ADRIANA 8, presso lo studio dell’avvocato BIASIOTTI MOGLIAZZA

GIOVANNI FRANCESCO, che la rappresenta e difende unitamente

all’avvocato DANIELA GAMBARDELLA, giusta delega in atti;

– ricorrente –

contro

I.N.P.S. – ISTITUTO NAZIONALE DELLA PREVIDENZA SOCIALE, in persona

del legale rappresentante pro tempore, elettivamente domiciliato in

ROMA, VIA DELLA FREZZA N. 17, presso l’Avvocatura Centrale

dell’Istituto, rappresentato e difeso dagli avvocati CORETTI

ANTONIETTA, CORRERA FABRIZIO, MARITATO LELIO, giusta delega in calce

alla copia notificata del ricorso;

– resistente con mandato –

avverso la sentenza n. 1562/2006 della CORTE D’APPELLO di FIRENZE,

depositata il 13/12/2006 R.G.N. 1895/04+1;

udita la relazione della causa svolta nella pubblica udienza del

21/12/2 010 dal Consigliere Dott. IRENE TRICOMI;

udito l’Avvocato l’Avvocato GAMBARDELLA DANIELA;

udito il P.M. in persona del Sostituto Procuratore Generale Dott.

LETTIERI Nicola che ha concluso per il rigetto del ricorso.

Fatto

SVOLGIMENTO DEL PROCESSO

1. La Corte d’Appello di Perugia con sentenza del 14 maggio 2001, cosi’ riformando la impugnata sentenza di primo grado del Pretore di Perugia, dichiarava il diritto della societa’ ricorrente Data Management s.p.a. a ricevere dall’INPS i benefici contributivi di cui alla L. n. 223 del 1991, art. 8 in relazione ad un certo numero di lavoratori posti in mobilita’ dalla societa’ Prisma Informatica s.p.a. ed assunti dalla societa’ Theta I.T. s.r.l. (poi Theta I.T. s.p.a. e successivamente Data Management s.p.a).

2. La sentenza resa in grado di appello veniva sottoposta dall’INPS al vaglio di questa Corte che, con sentenza n. 179997 del 2003, annullava la citata pronuncia del Giudice di appello e rinviava alla Corte d’Appello di Firenze per l’applicazione dei principi di diritto che venivano enunciati.

3. La Corte d’Appello di Firenze, in ordine alla suddetta controversia, riassunta con due distinti procedimenti riuniti, pronunciava la sentenza n. 1562 del 2006 con la quale rigettava l’appello avverso la sentenza n. 99 del 1999 del 15 marzo 1999 del Pretore di Perugia, confermava quest’ultima, e condannava la soc. Data Management s.p.a. al pagamento delle spese di lite di tutti i gradi di giudizio, ivi compreso quello svoltosi dinanzi alla Corte di cassazione.

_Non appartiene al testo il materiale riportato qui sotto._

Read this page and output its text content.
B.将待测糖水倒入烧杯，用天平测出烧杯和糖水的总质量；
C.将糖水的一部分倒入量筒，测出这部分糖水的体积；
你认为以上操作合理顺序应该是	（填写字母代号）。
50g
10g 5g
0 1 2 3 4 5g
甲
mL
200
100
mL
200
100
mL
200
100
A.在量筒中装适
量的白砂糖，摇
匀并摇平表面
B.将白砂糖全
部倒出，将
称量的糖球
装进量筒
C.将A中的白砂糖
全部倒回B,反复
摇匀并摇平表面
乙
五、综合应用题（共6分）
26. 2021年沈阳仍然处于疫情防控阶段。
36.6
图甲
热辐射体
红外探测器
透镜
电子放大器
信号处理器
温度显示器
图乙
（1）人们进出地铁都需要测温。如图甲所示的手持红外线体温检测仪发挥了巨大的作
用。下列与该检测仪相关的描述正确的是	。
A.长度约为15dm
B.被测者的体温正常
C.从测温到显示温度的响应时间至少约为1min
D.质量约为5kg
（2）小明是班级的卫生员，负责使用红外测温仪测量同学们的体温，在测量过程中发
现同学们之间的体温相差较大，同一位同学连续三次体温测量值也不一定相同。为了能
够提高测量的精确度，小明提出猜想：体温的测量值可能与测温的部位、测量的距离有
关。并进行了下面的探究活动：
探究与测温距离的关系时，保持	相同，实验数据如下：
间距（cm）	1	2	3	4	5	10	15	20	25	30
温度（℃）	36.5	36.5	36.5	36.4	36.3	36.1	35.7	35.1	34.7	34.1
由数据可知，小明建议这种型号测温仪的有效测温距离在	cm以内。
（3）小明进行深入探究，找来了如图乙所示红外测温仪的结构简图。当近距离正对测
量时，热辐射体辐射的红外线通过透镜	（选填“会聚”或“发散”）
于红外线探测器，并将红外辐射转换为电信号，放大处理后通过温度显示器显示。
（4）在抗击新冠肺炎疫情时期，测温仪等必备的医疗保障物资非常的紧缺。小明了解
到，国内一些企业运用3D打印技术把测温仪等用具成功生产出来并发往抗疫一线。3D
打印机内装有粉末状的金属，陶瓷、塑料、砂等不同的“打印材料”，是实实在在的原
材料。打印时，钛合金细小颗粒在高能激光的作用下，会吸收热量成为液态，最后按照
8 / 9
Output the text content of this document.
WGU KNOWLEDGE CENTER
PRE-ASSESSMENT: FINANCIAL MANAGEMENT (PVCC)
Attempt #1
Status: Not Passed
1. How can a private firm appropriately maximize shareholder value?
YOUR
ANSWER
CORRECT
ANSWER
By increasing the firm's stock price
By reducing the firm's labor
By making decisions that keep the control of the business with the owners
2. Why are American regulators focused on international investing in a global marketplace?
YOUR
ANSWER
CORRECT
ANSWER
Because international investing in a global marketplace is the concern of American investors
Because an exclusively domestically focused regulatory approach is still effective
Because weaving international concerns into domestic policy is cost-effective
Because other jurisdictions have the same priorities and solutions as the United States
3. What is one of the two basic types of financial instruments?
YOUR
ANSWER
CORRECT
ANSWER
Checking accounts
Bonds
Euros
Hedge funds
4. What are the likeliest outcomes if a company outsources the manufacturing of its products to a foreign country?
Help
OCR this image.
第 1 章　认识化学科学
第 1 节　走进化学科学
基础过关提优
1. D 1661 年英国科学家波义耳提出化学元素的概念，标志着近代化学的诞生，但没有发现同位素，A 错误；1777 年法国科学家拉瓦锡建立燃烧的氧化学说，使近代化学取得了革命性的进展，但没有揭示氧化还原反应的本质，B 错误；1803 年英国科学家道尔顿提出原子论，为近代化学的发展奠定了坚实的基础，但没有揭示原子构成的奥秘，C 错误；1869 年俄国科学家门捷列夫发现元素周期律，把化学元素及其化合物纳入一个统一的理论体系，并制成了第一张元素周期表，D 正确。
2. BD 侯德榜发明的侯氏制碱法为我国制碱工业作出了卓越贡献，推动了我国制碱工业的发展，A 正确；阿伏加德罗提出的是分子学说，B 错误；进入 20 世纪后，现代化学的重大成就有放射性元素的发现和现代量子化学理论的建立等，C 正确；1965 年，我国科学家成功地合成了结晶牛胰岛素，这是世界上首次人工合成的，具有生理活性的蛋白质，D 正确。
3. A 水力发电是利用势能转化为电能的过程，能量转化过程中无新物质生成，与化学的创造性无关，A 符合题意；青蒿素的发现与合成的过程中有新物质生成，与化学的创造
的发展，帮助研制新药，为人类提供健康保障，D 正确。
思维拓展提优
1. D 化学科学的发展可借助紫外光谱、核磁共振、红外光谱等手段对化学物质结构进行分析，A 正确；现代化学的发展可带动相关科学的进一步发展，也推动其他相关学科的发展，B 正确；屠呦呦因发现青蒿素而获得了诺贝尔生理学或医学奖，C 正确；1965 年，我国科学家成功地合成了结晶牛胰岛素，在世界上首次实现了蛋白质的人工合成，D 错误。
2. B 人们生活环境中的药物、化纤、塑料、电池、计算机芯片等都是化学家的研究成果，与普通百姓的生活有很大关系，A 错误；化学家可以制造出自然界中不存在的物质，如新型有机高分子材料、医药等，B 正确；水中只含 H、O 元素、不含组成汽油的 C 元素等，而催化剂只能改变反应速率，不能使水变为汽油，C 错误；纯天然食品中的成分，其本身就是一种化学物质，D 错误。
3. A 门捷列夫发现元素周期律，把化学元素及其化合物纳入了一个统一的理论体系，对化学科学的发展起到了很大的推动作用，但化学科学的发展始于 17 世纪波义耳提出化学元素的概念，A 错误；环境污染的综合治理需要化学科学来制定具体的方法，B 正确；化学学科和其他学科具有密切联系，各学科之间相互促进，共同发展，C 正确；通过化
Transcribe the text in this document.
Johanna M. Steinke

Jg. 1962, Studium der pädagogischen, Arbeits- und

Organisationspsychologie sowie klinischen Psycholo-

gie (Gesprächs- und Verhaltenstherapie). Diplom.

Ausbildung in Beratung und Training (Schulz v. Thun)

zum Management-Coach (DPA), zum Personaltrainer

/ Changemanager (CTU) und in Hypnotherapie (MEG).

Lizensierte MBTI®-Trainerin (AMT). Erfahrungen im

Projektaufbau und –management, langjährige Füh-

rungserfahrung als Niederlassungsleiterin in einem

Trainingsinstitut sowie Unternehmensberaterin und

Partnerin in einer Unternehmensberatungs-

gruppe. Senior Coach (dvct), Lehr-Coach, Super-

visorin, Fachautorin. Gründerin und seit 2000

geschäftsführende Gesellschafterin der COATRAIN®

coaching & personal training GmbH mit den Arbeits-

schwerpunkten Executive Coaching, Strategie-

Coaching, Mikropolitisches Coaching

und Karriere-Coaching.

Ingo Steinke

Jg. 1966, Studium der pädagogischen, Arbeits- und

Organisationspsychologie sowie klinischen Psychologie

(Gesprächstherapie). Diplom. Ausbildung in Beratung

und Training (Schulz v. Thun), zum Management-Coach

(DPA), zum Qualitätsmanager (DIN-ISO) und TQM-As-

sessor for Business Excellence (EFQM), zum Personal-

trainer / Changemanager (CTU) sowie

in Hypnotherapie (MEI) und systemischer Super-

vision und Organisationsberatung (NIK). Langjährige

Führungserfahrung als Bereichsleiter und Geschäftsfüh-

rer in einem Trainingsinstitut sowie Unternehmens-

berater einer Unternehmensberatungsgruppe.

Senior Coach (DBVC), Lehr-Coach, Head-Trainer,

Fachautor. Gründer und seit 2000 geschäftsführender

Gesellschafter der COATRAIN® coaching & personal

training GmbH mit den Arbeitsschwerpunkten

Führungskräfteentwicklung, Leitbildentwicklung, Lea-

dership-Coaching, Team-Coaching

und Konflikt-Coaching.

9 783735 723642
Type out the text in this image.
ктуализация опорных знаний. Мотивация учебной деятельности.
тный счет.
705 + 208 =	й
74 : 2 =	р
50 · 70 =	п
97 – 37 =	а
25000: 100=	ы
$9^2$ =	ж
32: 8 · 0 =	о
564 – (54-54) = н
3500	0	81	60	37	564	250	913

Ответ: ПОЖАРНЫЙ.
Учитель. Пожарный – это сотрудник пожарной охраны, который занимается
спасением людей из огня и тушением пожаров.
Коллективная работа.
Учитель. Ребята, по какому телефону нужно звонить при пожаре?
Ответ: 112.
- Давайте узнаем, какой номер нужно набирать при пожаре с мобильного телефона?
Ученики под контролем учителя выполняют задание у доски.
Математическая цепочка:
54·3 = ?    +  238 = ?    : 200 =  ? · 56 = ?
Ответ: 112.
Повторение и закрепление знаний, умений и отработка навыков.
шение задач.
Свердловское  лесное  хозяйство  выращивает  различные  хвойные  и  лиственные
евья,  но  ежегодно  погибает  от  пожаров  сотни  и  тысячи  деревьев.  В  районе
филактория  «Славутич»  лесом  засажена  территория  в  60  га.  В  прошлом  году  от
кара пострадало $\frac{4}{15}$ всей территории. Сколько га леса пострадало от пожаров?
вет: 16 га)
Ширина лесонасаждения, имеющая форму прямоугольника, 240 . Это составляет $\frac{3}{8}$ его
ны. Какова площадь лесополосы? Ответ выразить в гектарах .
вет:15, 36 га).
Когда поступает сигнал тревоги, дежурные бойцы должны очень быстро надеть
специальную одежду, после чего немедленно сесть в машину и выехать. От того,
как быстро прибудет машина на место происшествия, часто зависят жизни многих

4. Ricorre per la cassazione della sentenza pronunciata dalla Corte d’Appello di Firenze la soc. Data Management s.p.a., prospettando un unico motivo di ricorso, illustrato con successiva memoria.

5. L’INPS ha depositato la sola procura speciale ai propri difensori.

Diritto

MOTIVI DELLA DECISIONE

1. Quale motivo di ricorso e’ dedotta la violazione dell’art. 2112 c.c. in combinato disposto con la L. n. 223 del 1991, art. 8, comma 4, della in relazione all’art. 360 c.p.c., nn. 3 e 5.

La ricorrente chiede se, come la stessa ritiene, per configurarsi la fattispecie prevista dall’art. 2112 c.c., la cessione d’azienda deve avere per oggetto un’entita’ economica ancora esistente, che con il trasferimento conservi la propria identita’, elemento questo che puo’ risultare quando l’acquirente ne abbia effettivamente proseguito o riconosciuto l’esercizio con attivita’ economiche identiche o analoghe a quelle dell’alienante, senza alcuna provata soluzione di continuita’. Conseguentemente, se, come la stessa ritiene, l’indagine del Giudice deve essere diretta all’accertamento dell’esistenza di questi elementi. Non e’ configurabile, pertanto, ad avviso della suddetta parte ricorrente, il trasferimento d’azienda ai sensi e per gli effetti dell’art. 2112 c.c. nel caso di totale cessazione dell’attivita’ imprenditoriale con licenziamento dei dipendenti e di successiva alienazione dei beni aziendali.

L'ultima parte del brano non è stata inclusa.